This dish is all about the fish. When I was in my early 20s, I lived in Honolulu. After a long day of work, I’d grab a tub of poke from Tamura’s Liquor and Fine Wine on Waialae Avenue, one of the best places in the city for poke, and a couple of ice cold Japanese beers. From there, I’d go home, grab Vienna (my dog), a towel and a friend, and we’d spend the evening at the beach with our pūpū (aka appetizers) and refreshments while watching a beautiful sunset.
Technique Tip: To slice the fish, pull your knife backwards instead of pushing it forward to avoid putting excessive pressure or force on the fish.
Swap Option: You can substitute tuna for other sashimi grade fish like salmon, tako (octopus) or, if you're vegetarian, even extra firm tofu.
- 1 pound fresh sashimi-grade ahi tuna, chilled and cut into 1-inch cubes
- 1 ½ tablespoons soy sauce (shoyu), plus more to taste
- 1 tablespoon sesame oil
- 3/4 teaspoon Hawaiian salt (‘alaea), plus more to taste
- 1/4 cup thinly sliced Maui or yellow onion
- 1/2 cup chopped green onions, green parts only
- 1/8 teaspoon gochugaru (Korean chili flakes)
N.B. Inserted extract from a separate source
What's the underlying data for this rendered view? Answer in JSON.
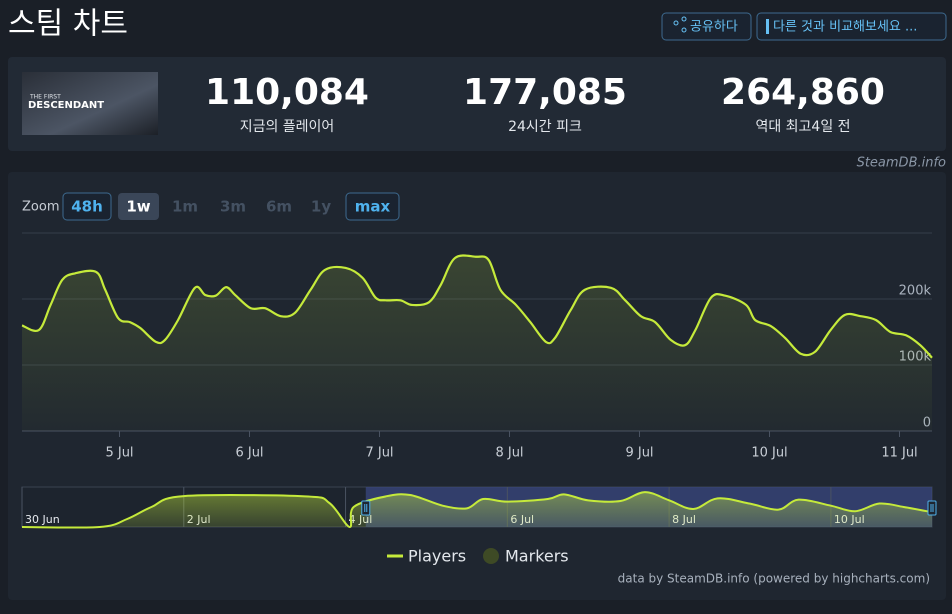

- 1 tablespoon finely chopped macadamia nuts, toasted
- 2 cups steamed rice, for serving
1. In a bowl, combine the cubed ahi, soy sauce, sesame oil, salt, Maui onion, green onions, gochugaru and toasted macadamia nuts. Gently toss with your hands or a wooden spoon. Adjust seasoning to your liking.
2. Spoon hot white rice into bowls. Serve poke over rice and enjoy immediately.